Looking for an easy way to improve?  If so, move on…there’s nothing to see here.
      I’ve heard a lot of pros and cons about this book. Mostly though complaints seem to center around Aagaard’s taking potshots at John Watson and Josef Dorfman in his books.
      The standard back cover hype reads, “The art of chess calculation is the absolute key to the success of a player. Master this discipline and you can surely expect your results to improve dramatically.” One reviewer warned though, Aagaard advocates hard work and this book has a ton of analysis. So, if you’re looking for a book where everything is explained concisely using words and 3-4 move variations to illustrate the point, read no further.
      The thing is, you can’t study tactics without a lot of analysis. Aagaard writes, “For my other books I have generally refrained from long variations and tried to explain everything with words. But here it was the variations themselves that needed to be explained.

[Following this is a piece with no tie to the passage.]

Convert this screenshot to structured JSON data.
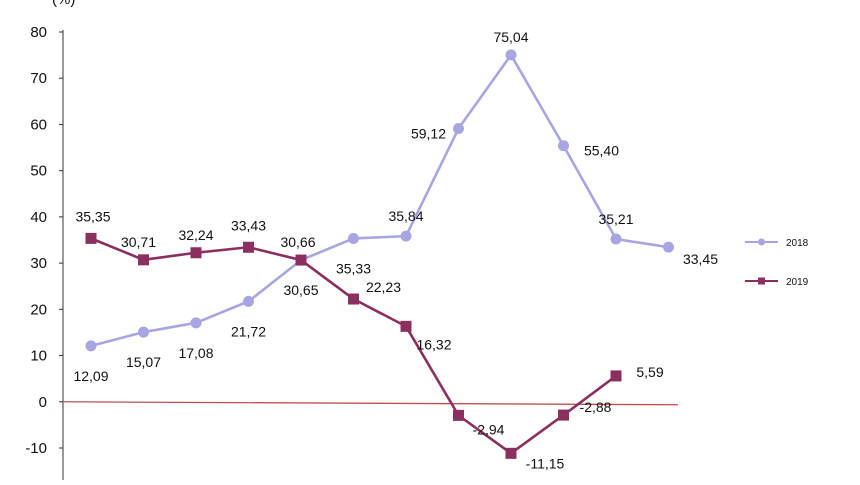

Also, for those interested in working with this book seriously, it will be an advantage to be able to follow the author’s reasoning more closely.” Threading your way through all this is where using an engine would be very helpful.  I’d recommend saving the games to their own database as you go through the.  If you take this approach be prepared to end up with a ton of analysis on each game which, when you think about it, probably isn’t all that bad.
The chapters are:


1. Before you can think, you need to learn how to see
2. Candidate Moves
3. When is the right time to Calculate?
4. Important Thinking Techniques
5. Visualization and Stepping Stones
6. When it is time to calculate
7. Creativity and Combinational Vision
8. How to Train Calculation
9. Exercises
10. Solutions

      Aagaard makes the point that it makes little sense to investigate how to develop a tree of analysis based on the candidate moves if the player doesn’t know how to properly arrive at those candidates in the first place. So, he claims that the most important thing is not so much how many moves ahead you can see, but to first check out what possibilities there might be.  When calculating, one ought to first calculate wide, not deep.  I once heard a 2300+ otb player who also happens to be correspondence IM advising this is the correct approach when using an engine.  He said you have to look at a lot of moves before you start weeding out the ones that appear to be unplayable.

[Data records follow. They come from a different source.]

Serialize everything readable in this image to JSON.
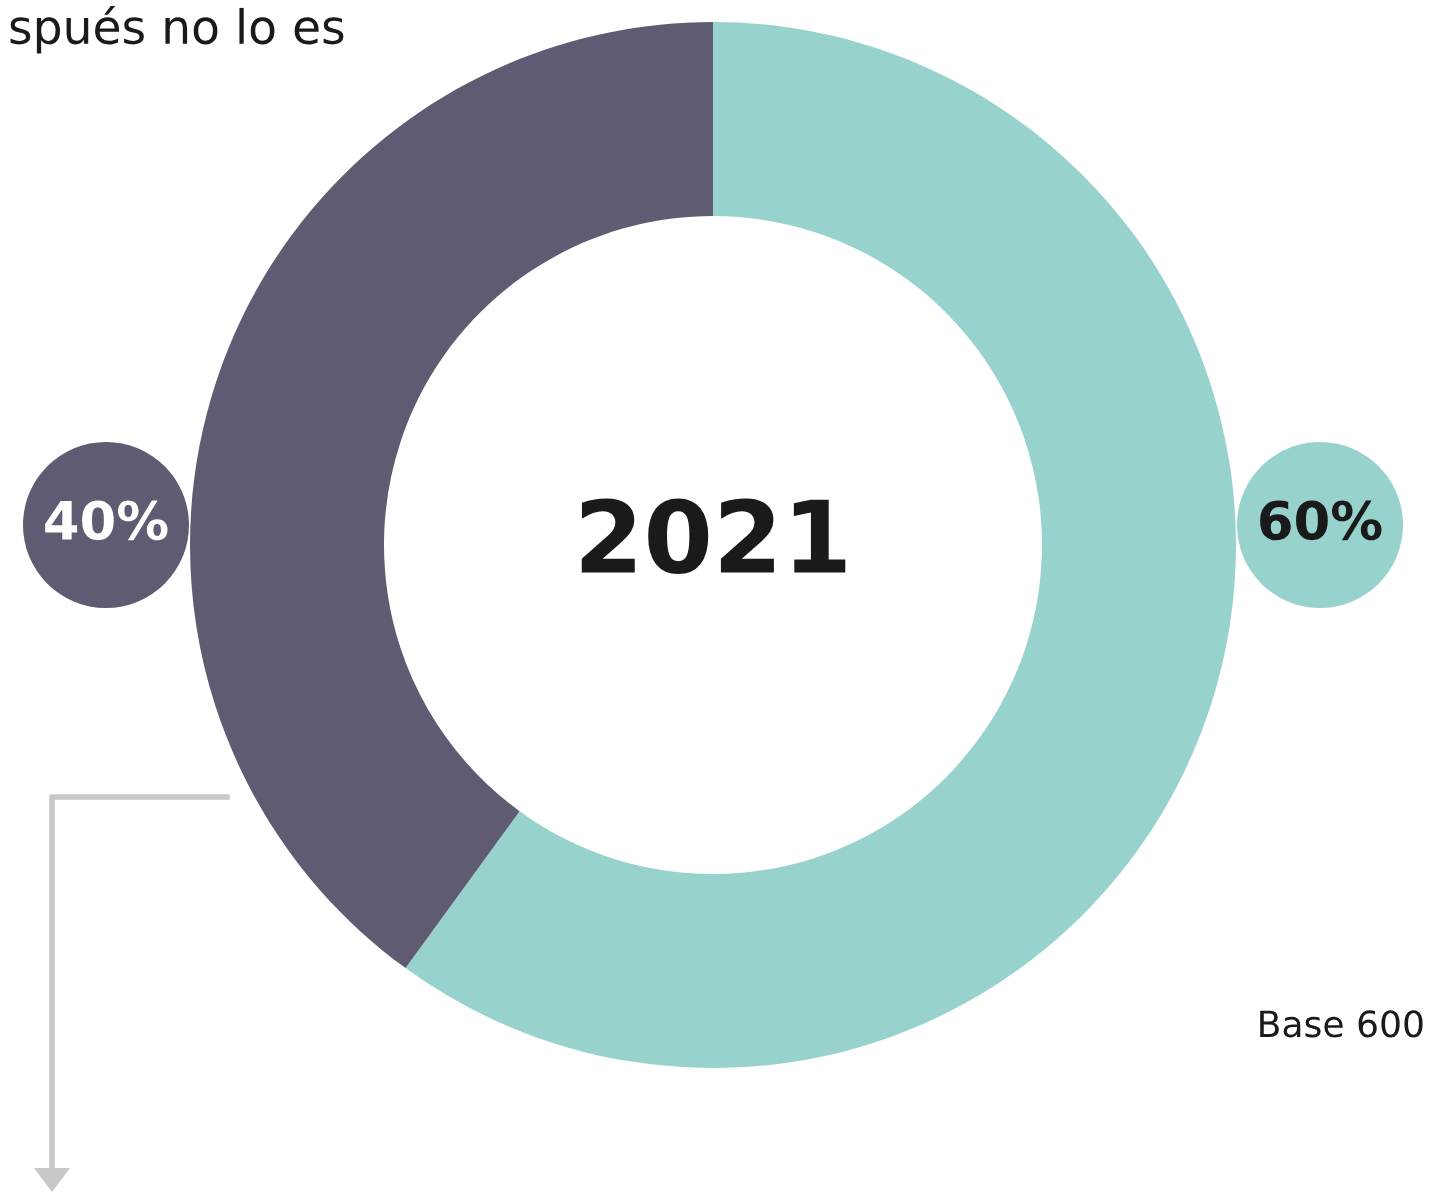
{
  "chart_data": {
    "type": "donut",
    "title": "spués no lo es",
    "categories": [
      null,
      null
    ],
    "values": [
      60,
      40
    ],
    "colors": [
      "#97d2cd",
      "#5f5b73"
    ],
    "value_labels": [
      "60%",
      "40%"
    ],
    "annotations": [
      "2021",
      "Base 600"
    ]
  }
}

      Purdy, Soltis, Silman and others have touched on the subject of knowing when calculation is not necessary.  So does Aagaard but he also covers in detail when you should start calculating.

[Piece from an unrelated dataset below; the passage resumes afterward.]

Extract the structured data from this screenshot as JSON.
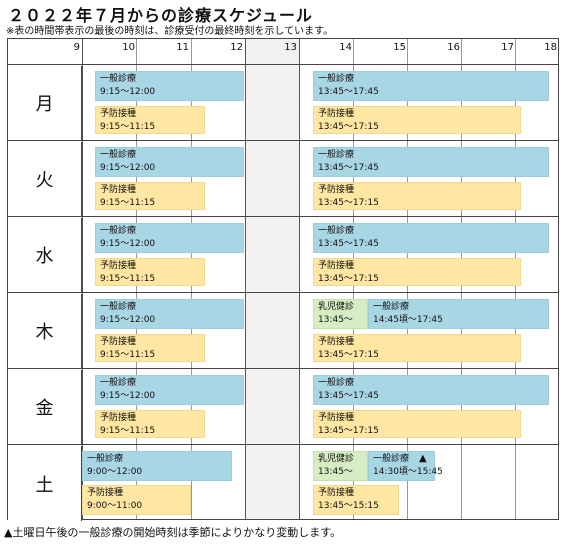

       In the first eight chapters there are about 80 positions or games and the reader is reminded about making assumptions and examples of desperados, vision, comparison, elimination and prophylaxis prove the point. He warns that sometimes you have to force yourself to calculate sometimes to the point of checking out every legal move in a position. To help with this process Aagaard also recommends some books like Jonathan Tisdall’s Improve Your Chess Now! And Paata Gaprindashvili’s Imagination in Chess as well as some of his own books (imagine that!). 
      As usual with books of this type, the last two chapters include a selection of 100 exercises. What’s really cool is he has a grading system for the exercises.
      One 2300+ player described this book as interesting, useful and practical. But he also warned that you have to be willing to put in some serious work. I think GM Alex Yermolinsky said that, too, in one of his books.  Not very comforting is it?  OK, so a 2300+ found it helpful, but most of us are a tad short of having that many rating points, so what about us?  He opined that for anyone below IM strength, IF they pay close attention and IF they are willing to think and IF they are willing to seriously attempt the exercises at the end of the book, then he thinks their play will improve.

2 comments:

  1. A factual correction, Imagination in Chess is by Paata Gaprindashvili, not Nona.